The new dataset will contain a metadata attribute combined_datasets containing a list with the dataset names that were combined to form this new Minari dataset.

Parameters:
  • datasets_to_combine (list[MinariDataset]) – list of datasets to be combined

  • new_dataset_id (str) – name id for the newly created dataset

Returns:

combined_dataset (MinariDataset) – the resulting MinariDataset

Normalize Score#

minari.get_normalized_score(dataset: MinariDataset, returns: ndarray) ndarray[source]#

Normalize undiscounted return of an episode.

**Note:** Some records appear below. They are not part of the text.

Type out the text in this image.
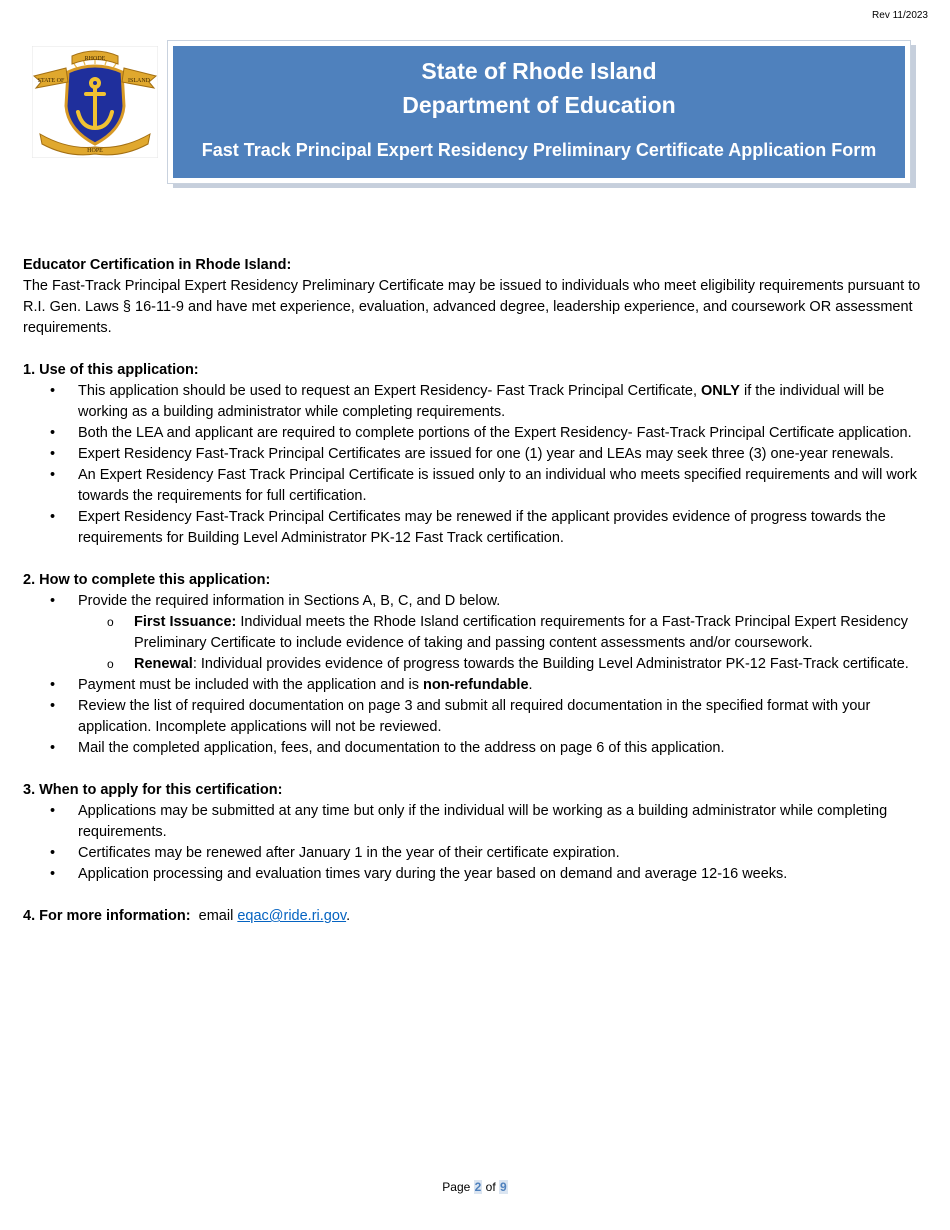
Rev 11/2023
RHODE
STATE OF	ISLAND
HOPE
State of Rhode Island
Department of Education
Fast Track Principal Expert Residency Preliminary Certificate Application Form

Educator Certification in Rhode Island:

The Fast-Track Principal Expert Residency Preliminary Certificate may be issued to individuals who meet eligibility requirements pursuant to R.I. Gen. Laws § 16-11-9 and have met experience, evaluation, advanced degree, leadership experience, and coursework OR assessment requirements.

1. Use of this application:

• This application should be used to request an Expert Residency- Fast Track Principal Certificate, ONLY if the individual will be working as a building administrator while completing requirements.
• Both the LEA and applicant are required to complete portions of the Expert Residency- Fast-Track Principal Certificate application.
• Expert Residency Fast-Track Principal Certificates are issued for one (1) year and LEAs may seek three (3) one-year renewals.
• An Expert Residency Fast Track Principal Certificate is issued only to an individual who meets specified requirements and will work towards the requirements for full certification.
• Expert Residency Fast-Track Principal Certificates may be renewed if the applicant provides evidence of progress towards the requirements for Building Level Administrator PK-12 Fast Track certification.

2. How to complete this application:

• Provide the required information in Sections A, B, C, and D below.
o First Issuance: Individual meets the Rhode Island certification requirements for a Fast-Track Principal Expert Residency Preliminary Certificate to include evidence of taking and passing content assessments and/or coursework.
o Renewal: Individual provides evidence of progress towards the Building Level Administrator PK-12 Fast-Track certificate.
• Payment must be included with the application and is non-refundable.
• Review the list of required documentation on page 3 and submit all required documentation in the specified format with your application. Incomplete applications will not be reviewed.
• Mail the completed application, fees, and documentation to the address on page 6 of this application.

3. When to apply for this certification:

• Applications may be submitted at any time but only if the individual will be working as a building administrator while completing requirements.
• Certificates may be renewed after January 1 in the year of their certificate expiration.
• Application processing and evaluation times vary during the year based on demand and average 12-16 weeks.

4. For more information:  email eqac@ride.ri.gov.

Page 2 of 9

This function was originally provided in the D4RL repository. The computed normalized episode return (normalized score) facilitates the comparison of algorithm performance across different tasks. The returned normalized score will be in a range between 0 and 1. Where 0 corresponds to the minimum reference score calculated as the average of episode returns collected from a random policy in the environment, and 1 corresponds to a maximum reference score computed as the average of episode returns from an hypothetical expert policy. These two values are stored as optional attributes in a MinariDataset as ref_min_score and ref_max_score respectively.

The formula to normalize an episode return is:

\[normalize\_score = \frac{return - ref\_min\_score}{ref\_max\_score - ref\_min\_score}\]

Warning

This utility function is under testing and will not be available in every Minari dataset. For now, only the datasets imported from D4RL will contain the ref_min_score and ref_max_score attributes.

Parameters:
  • dataset (MinariDataset) – the MinariDataset with respect to which normalize the score. Must contain the reference score attributes ref_min_score and ref_max_score.

  • returns (np.ndarray) – a single value or array of episode undiscounted returns to normalize.

Returns:

normalized_scores